Title: CHRONIC FEEDING ALCOHOL-CONTAINING DIETS VIA TOTAL ENTERAL NUTRITION INDUCES ALCOHOL DEHYDROGENASE (ADH) AND INSULIN RESISTANCE

Author
item BADGER, THOMAS
item HE, LING
item SIMMEN, FRANK
item RONIS, MARTIN

Submitted to: Society of Toxicology
Publication Type: Abstract Only
Publication Acceptance Date: 11/15/2005
Publication Date: 3/15/2006
Citation: Badger, T.M., He, L., Simmen, F.A., Ronis, M.J. 2006. Chronic feeding alcohol-containing diets via total enteral nutrition induces alcohol dehydrogenase (ADH) and insulin resistance [abstract]. The Toxicologist. 90(1):491.

Interpretive Summary: Alcohol represents a significant part of the total caloric intake of many Americans. Higher levels of alcohol intake can result in insulin resistance and type 2 diabetes. We have studied the effects of alcohol-containing diets on insulin-regulated metabolism in rats and found that alcohol prevents insulin from acting normally, and this could be the reason for development of insulin resistance in humans. Furthermore, we identified the exact location in the metabolic pathways that alcohol works. Future studies will determine the effects of various dietary factors on protecting against these effects.

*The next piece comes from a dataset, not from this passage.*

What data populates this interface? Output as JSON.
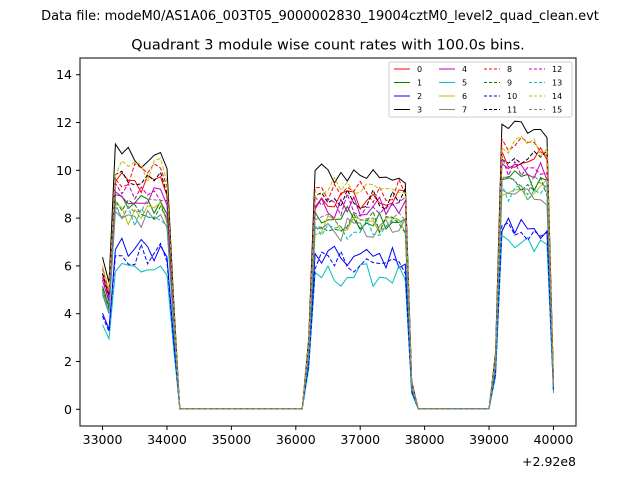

Technical Abstract: Induction of Class 1 ADH occurs in rats fed alcohol chronically, and we have reported that C/EBPs and SREBP-1 are important signaling factors in this process. Chronic alcohol intake in humans can result in alcohol-induced diabetes. We have studied insulin signaling pathways in adult male Sprague-Dawley rats (300 g) fed alcohol-containing diets for more than 25 days (n = 6/group). A single intragastric cannula was surgically inserted into each rat, and they were allowed to recover for 10 days. Rats were fed by total enteral nutrition (TEN) using published diets formulated to provide the nutrients necessary for normal growth and development of the male Sprague-Dawley rat. Ethanol was substituted for carbohydrate to keep the control and ethanol diets isocaloric and ethanol was infused at 10-12 g/kg/d, which resulted in pulsatile blood ethanol concentrations (BECs) typical of intragastrically infused rats (between 0 and 500 mg/dl). All rats gained weight and appeared healthy and active. We found chronic alcohol-induced hepatic ADH (mRNA, protein and activity, P<0.05) and decreased (P<0.05) expression of hepatic SREBP-1, but serum insulin did not differ between groups. Furthermore, phosphorylated Akt-Thr308 was decreased (P<0.05) in hepatic whole cell lysates of ethanol-fed rats. Studies also demonstrated that ethanol-treated rats had reduced (P<0.05) membrane associated Akt and increased (P<0.05) cytosolic Akt. These results suggest that chronic ethanol feeding to rats impairs insulin signaling and results in insulin resistance, perhaps by preventing translocation of Akt to the membrane and subsequent phosphorylation.